DROP (Discrete Reasoning Over Paragraphs)
DROP tests reading comprehension that requires discrete operations such as arithmetic, counting, sorting, and comparison over passage content, scored mainly by numeracy-aware F1. Frontier models with chain-of-thought have largely saturated it, though it remains a useful diagnostic.
DROP (Discrete Reasoning Over Paragraphs) is a reading-comprehension benchmark that demands more than extracting a span of text. To answer, a model must perform discrete reasoning operations over the content of a passage, combining comprehension with computation.
What It Measures
DROP contains about 96,000 questions over Wikipedia paragraphs, many drawn from sports summaries and historical text. Answering requires operations such as addition and subtraction, counting, sorting, comparison, and selecting multiple spans, often chaining several together.
The benchmark measures whether a model can read a passage, locate the relevant facts, and then manipulate them numerically or logically, for example computing how many years separated two events or which of several entities had the highest value.
Methodology
Questions were crowd-authored adversarially against a strong reading-comprehension model so that simple span extraction would fail. Answers may be numbers, dates, or one or more text spans.

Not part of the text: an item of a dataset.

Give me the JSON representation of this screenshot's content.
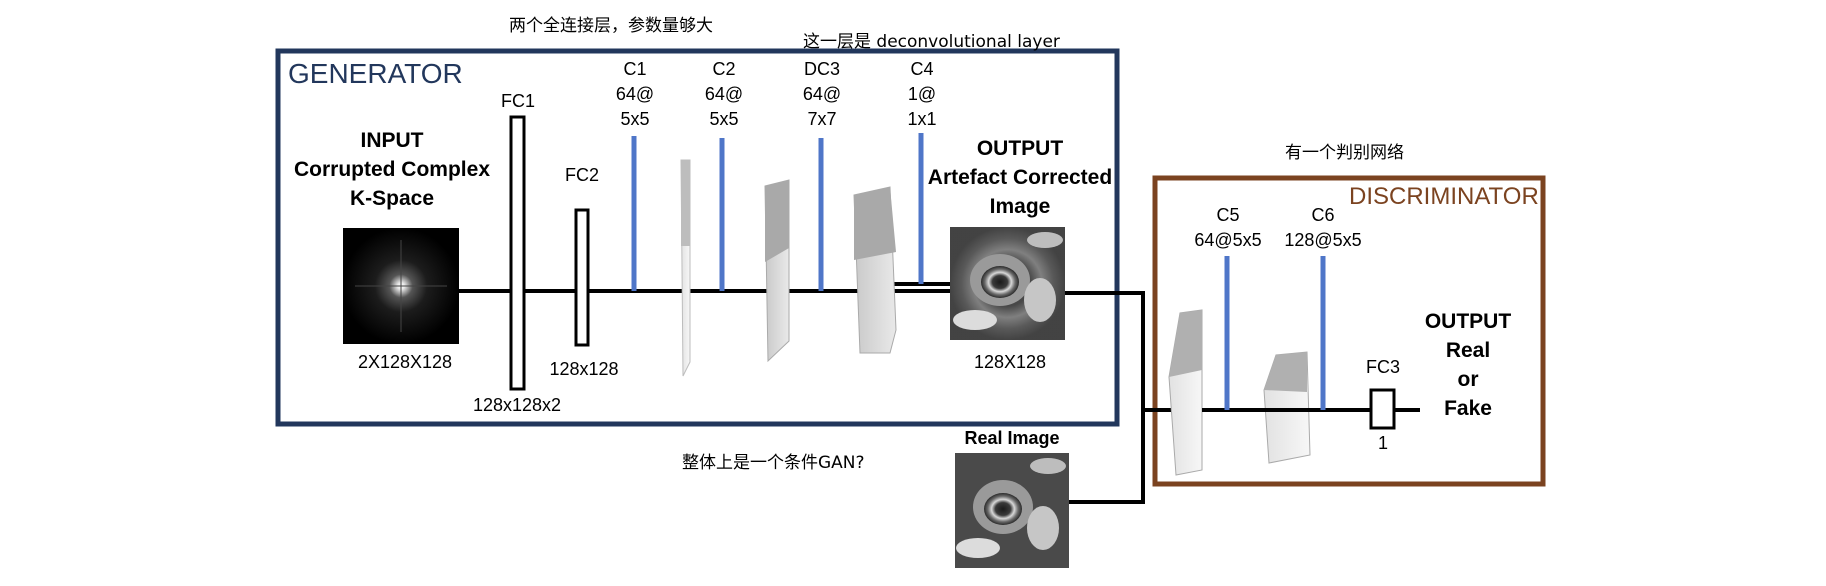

Scoring uses exact match and a numeracy-aware F1 that handles numbers and multi-span answers, tolerating minor formatting differences. Models are evaluated zero-shot or few-shot and may use chain-of-thought to perform the intermediate calculations before producing the final answer.
How to Interpret Results
Report F1 as the primary metric since it credits partially correct multi-span answers and handles numeric equivalence; exact match is stricter and noisier. A model strong on plain reading comprehension but weak on DROP signals a gap in combining retrieval with arithmetic or logical operations.
Frontier models with chain-of-thought now score very high, approaching human performance, so DROP is largely saturated at the top but remains a useful diagnostic for numerical reading reasoning in smaller models.
Limitations
Numeracy-aware scoring still mismarks some valid answers due to formatting or alternative phrasings, and exact match is harsher still. The passages skew toward sports and history, narrowing the reasoning styles tested. The adversarial authoring occasionally yields ambiguous questions. As an older, popular dataset, contamination likely inflates current scores, and saturation limits its ability to separate top models.
Practical Use
Report F1 as the primary DROP metric, since it credits partially correct multi-span answers and numeric equivalence that exact match penalizes. DROP is a useful diagnostic for whether a model can combine reading with arithmetic and logic, especially in smaller models where saturation has not set in. Because passages skew toward sports and history, supplement it with domain-relevant comprehension tests for your use case, and disclose whether chain-of-thought was used, since it strongly affects the intermediate calculations.